Snapshots from day zero of the #IGF3013
Human rights on the internet
Before the IGF officially started there was already a lot going on. Day zero was a day of pre-events, and APC organised a training session on human rights online. Besides giving an overview of the international human rights system, and instruments and legal framework of specific rights such as freedom of expression, right to association and peaceful assembly online, trainers shared actual stories.
Nadine Mowad, from APC’s women’s programme, talked about the #Women2Drive campaign in Saudi Arabia, where women reclaimed their right to mobility and space. Avri Doria, APC affiliate, shared her work with the DotGay top level domain; especially in terms of the tensions of creating a safe place that at the same time ensures visibility for the community.
We selected some of the best tweets from the session here on a storify (see below)
To shed light on the practical steps that members of civil society can take to protect themselves and their activism, APC and Tactical Tech hosted a peer-learning session on the night before the IGF officially started.
Ian Peter, one of the founding members of APC, presented a video on their first connections:
The presence of Miss Internet at the Indonesian Association of Internet Providers (APJII), did not go unnoticed. Indeed, APJII, one of the main local organising partners, had recently appointed Miss Internet to “inspire other young women to benefit from advanced technology in positive and responsible ways.” According Bali Daily, jurors’ criteria “the participants’ activities in information technology, their intellectuality and beauty.”

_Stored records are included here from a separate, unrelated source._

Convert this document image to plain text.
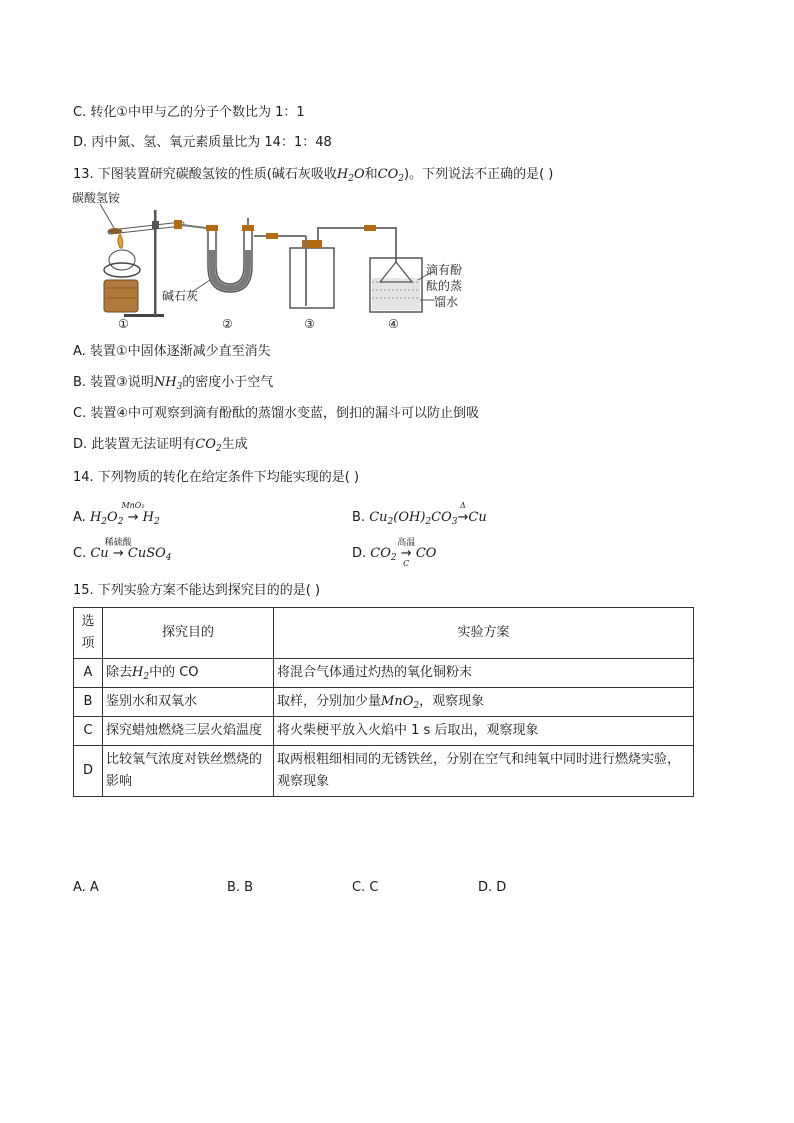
C. 转化①中甲与乙的分子个数比为 1：1
D. 丙中氮、氢、氧元素质量比为 14：1：48
13. 下图装置研究碳酸氢铵的性质(碱石灰吸收$H_2O$和$CO_2$)。下列说法不正确的是( )
碳酸氢铵
碱石灰
滴有酚
酞的蒸
馏水
①	②	③	④
A. 装置①中固体逐渐减少直至消失
B. 装置③说明$NH_3$的密度小于空气
C. 装置④中可观察到滴有酚酞的蒸馏水变蓝，倒扣的漏斗可以防止倒吸
D. 此装置无法证明有$CO_2$生成
14. 下列物质的转化在给定条件下均能实现的是( )
A. $H_2O_2$
MnO₂
→ $H_2$	B. $Cu_2(OH)_2CO_3$
Δ
→Cu
C. Cu
稀硫酸
→ CuSO$_4$	D. $CO_2$
高温
→
C
CO
15. 下列实验方案不能达到探究目的的是( )
选项	探究目的	实验方案
A	除去$H_2$中的 CO	将混合气体通过灼热的氧化铜粉末
B	鉴别水和双氧水	取样，分别加少量MnO$_2$，观察现象
C	探究蜡烛燃烧三层火焰温度	将火柴梗平放入火焰中 1 s 后取出，观察现象
D	比较氧气浓度对铁丝燃烧的影响	取两根粗细相同的无锈铁丝，分别在空气和纯氧中同时进行燃烧实验，观察现象
A. A	B. B	C. C	D. D
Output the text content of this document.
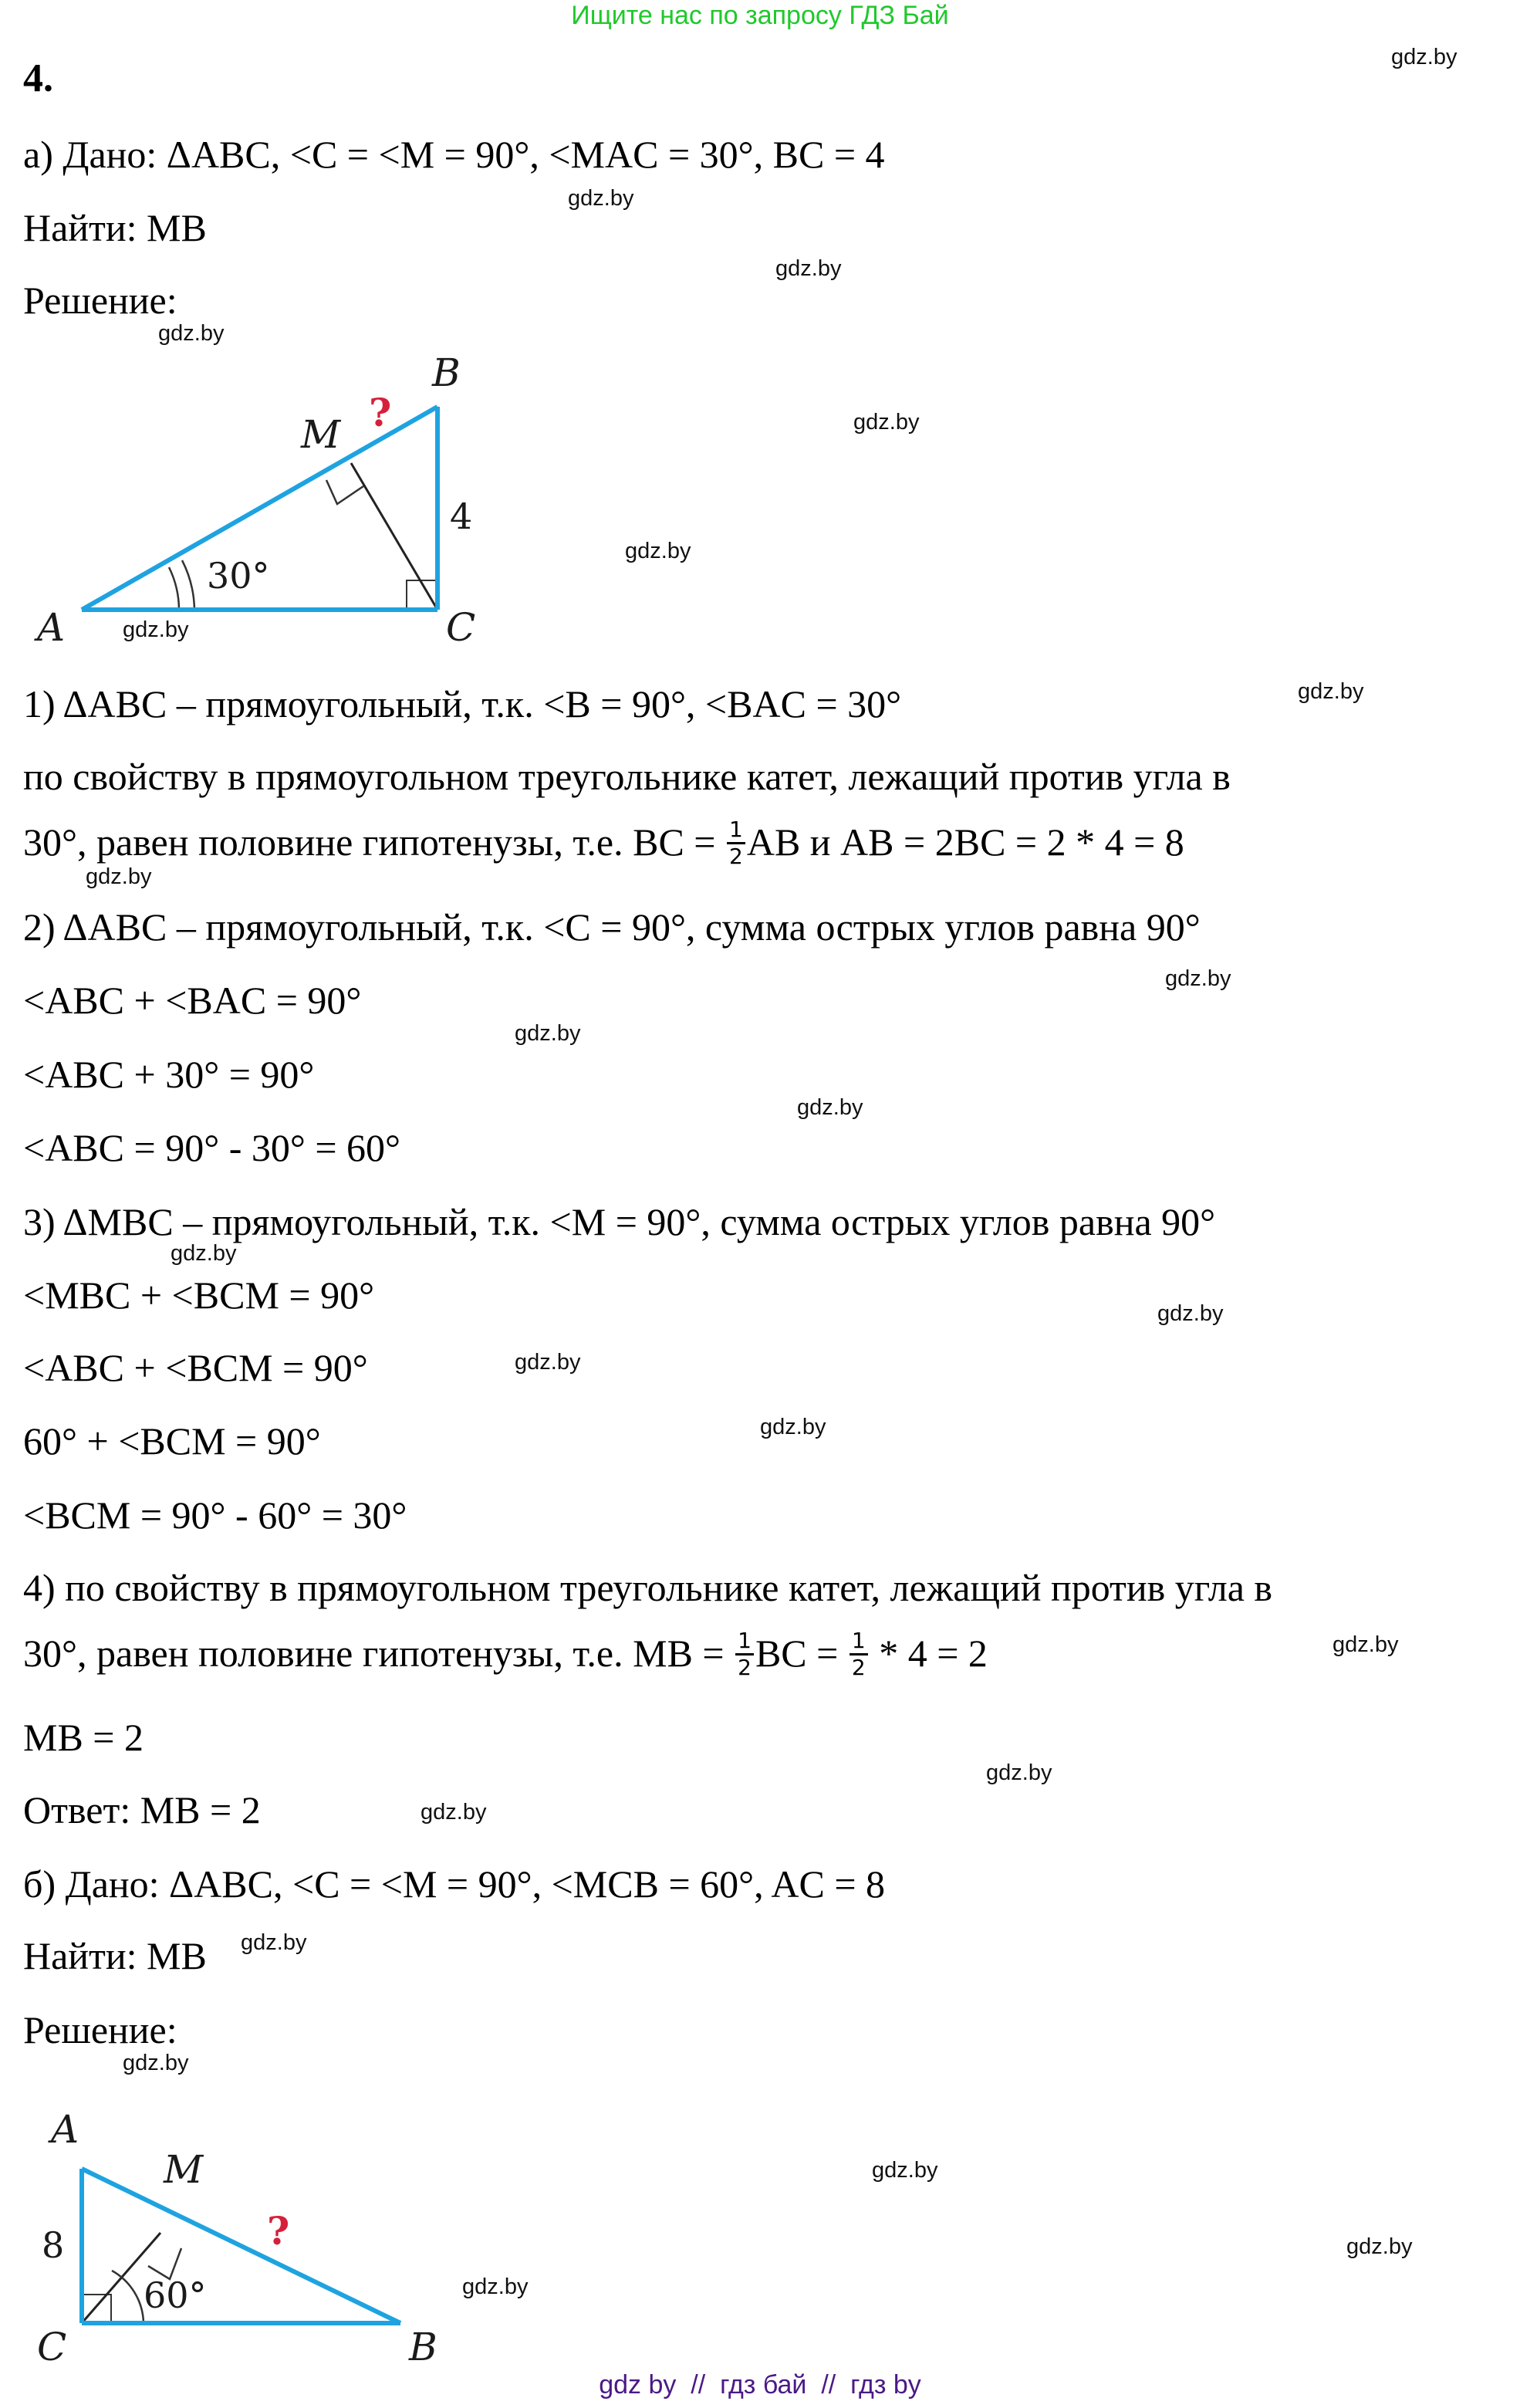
Ищите нас по запросу ГДЗ Бай
gdz.by
gdz.by
gdz.by
gdz.by
gdz.by
gdz.by
gdz.by
gdz.by
gdz.by
gdz.by
gdz.by
gdz.by
gdz.by
gdz.by
gdz.by
gdz.by
gdz.by
gdz.by
gdz.by
gdz.by
gdz.by
gdz.by
gdz.by
gdz.by
4.
а) Дано: ΔABC, <C = <M = 90°, <MAC = 30°, BC = 4
Найти: MB
Решение:
A
B
C
M ?
4
30°
1) ΔABC – прямоугольный, т.к. <B = 90°, <BAC = 30°
по свойству в прямоугольном треугольнике катет, лежащий против угла в
30°, равен половине гипотенузы, т.е. BC = $\frac{1}{2}$ AB и AB = 2BC = 2 * 4 = 8
2) ΔABC – прямоугольный, т.к. <C = 90°, сумма острых углов равна 90°
<ABC + <BAC = 90°
<ABC + 30° = 90°
<ABC = 90° - 30° = 60°
3) ΔMBC – прямоугольный, т.к. <M = 90°, сумма острых углов равна 90°
<MBC + <BCM = 90°
<ABC + <BCM = 90°
60° + <BCM = 90°
<BCM = 90° - 60° = 30°
4) по свойству в прямоугольном треугольнике катет, лежащий против угла в
30°, равен половине гипотенузы, т.е. MB = $\frac{1}{2}$ BC = $\frac{1}{2} * 4 = 2$
MB = 2
Ответ: MB = 2
б) Дано: ΔABC, <C = <M = 90°, <MCB = 60°, AC = 8
Найти: MB
Решение:
A
B
C
M
?
8
60°
gdz by  //  гдз бай  //  гдз by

Several participants denounced this initiative as sexist and stereotypical. Nighat Dad, an APC partner from Pakistan, criticised this “Outright attempt to objectify and commodify women’s bodies by the IGF organisers in the form of Miss Internet Bali” on Twitter.
Another issue that circulated on Twitter on day 0 was the lack of security of the IGF registration process. APC partner Alex Comninos showed how the confirmation email by the IGF secretariat included a link with participant’s passport numbers and email addresses. If they were using an insecure network, this very personal information was could be potentially accessed.